If you are planning to visit Bangalore, I will help you out. I'm bangalore itself.

Regards,
Likith


----------



## MichaelBrinkley (Jan 7, 2014)

There are a lot of affordable hotels in Bangalore that has an excellent service, just search the online and book earlier so you could plan a great vacation. Goodluck!


----------



## cornista (Mar 13, 2014)

Jaipur is the best place to visit and there are beautiful ancient monuments on the hills which you will definitely like Mr. smith.


----------



## manojm.dwh (Jun 18, 2013)

Mr. Smith,,

India has a lot of places that you should see. 

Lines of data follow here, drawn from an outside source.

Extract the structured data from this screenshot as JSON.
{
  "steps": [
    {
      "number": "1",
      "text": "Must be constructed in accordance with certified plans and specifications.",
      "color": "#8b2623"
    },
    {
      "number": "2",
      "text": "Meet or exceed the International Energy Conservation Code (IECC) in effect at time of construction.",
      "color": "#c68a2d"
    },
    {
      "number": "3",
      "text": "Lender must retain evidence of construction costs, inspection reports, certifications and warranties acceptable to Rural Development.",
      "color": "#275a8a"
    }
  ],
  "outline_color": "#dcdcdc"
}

Search for the following places in Google to get an idea about its location, weather etc...
Delhi (as its the capital  )
Jaipur
Agra ( the world wonder TAJ MAHAL)
Srinagar, Leh (in Jammu and Kashmir)
cherrapunji
GOA
Mysore ( has the best palace in INDIA and a beautiful botanical garden)

WAYNAD, (in Kerala, a state in India)
Cochin (also called as ERNAKULAM)
ALLEPPEY (in Kerala, a state in India) (Considered as one of the most beautiful places in the India)
KUMARAKOM (Similar to Alleppey, so you can choose it if you feel that you loved ALLEPPEY)

From Kumarakom, Try reaching Tamil Nadu (Southern most state in India) via KUMULI (the place bordering TAMIL NADU AND KERALA) I suggest this route because.. this is the best route to enjoy the serene beauty of WESTERN GHATS

Madurai (There is a temple here which has been nominated for world wonder_
Tanjore (THANJAVUR as its called in the local language, also has a TEMPLE that is one the biggest in the world)

Then to Chennai (for boarding your flight to your home  )

my advise to you would be to spend at least 5 days for visiting KERALA and TAMIL NADU for sure.

This is my advise only... hence, kindly search for the places in Google and plan your tour accordingly.

Also, One more thing... INDIA IS AN INCREDIBLE COUNTRY, THE ART, NATURE, FOOD, SPIRITUALITY and much more will never be found elsewhere.

But recently I DON'T KNOW WHY, Lot of tragic events happened which have spoiled the pride of her.

So, KINDLY FOLLOW THE FOLLOWING STEPS WITHOUT FAIL WHEN YOU ARE IN INDIA.

1. NEVER EVER BE CARELESS WITH YOUR BELONGINGS AT ANY PLACE OR TIME.
2. PLEASE TRAVEL IN GROUPS, LIKE SAY 5 to 6 PEOPLE. 
3. BE ALWAYS CAUTIOUS WHEN TRUSTING SOME ONE (LIKE TOURIST GUIDE OR CABBIE etc..)
4. GOOGLE IS YOUR GUIDE, SO PLEASE CHECK FOR TRANSPORT FARES FOR THE LOCATIONS THAT YOUR ARE TRAVELING.
5. PLEASE DON'T LEAVE YOUR KIDS OR YOUR SPOUSE ALONE ANYWHERE (I am sure that you must find this silly, but just in case).

If you have any other questions please PM me.


----------



## Future_ozzy (Feb 26, 2014)

Refer to www.Makemytrip.com.

They have good package deals, is reliable . They take care of hotel and transport as well.

Sent from my XT1033 using Expat Forum


----------



## gannesh102 (Jul 31, 2014)

Hismith.
India has lot of tourist places. One time went to pondicherry. Lot of places to see in pondicherry. pondicherry look like foriegn. You just try go tourist places in pondicherry.


----------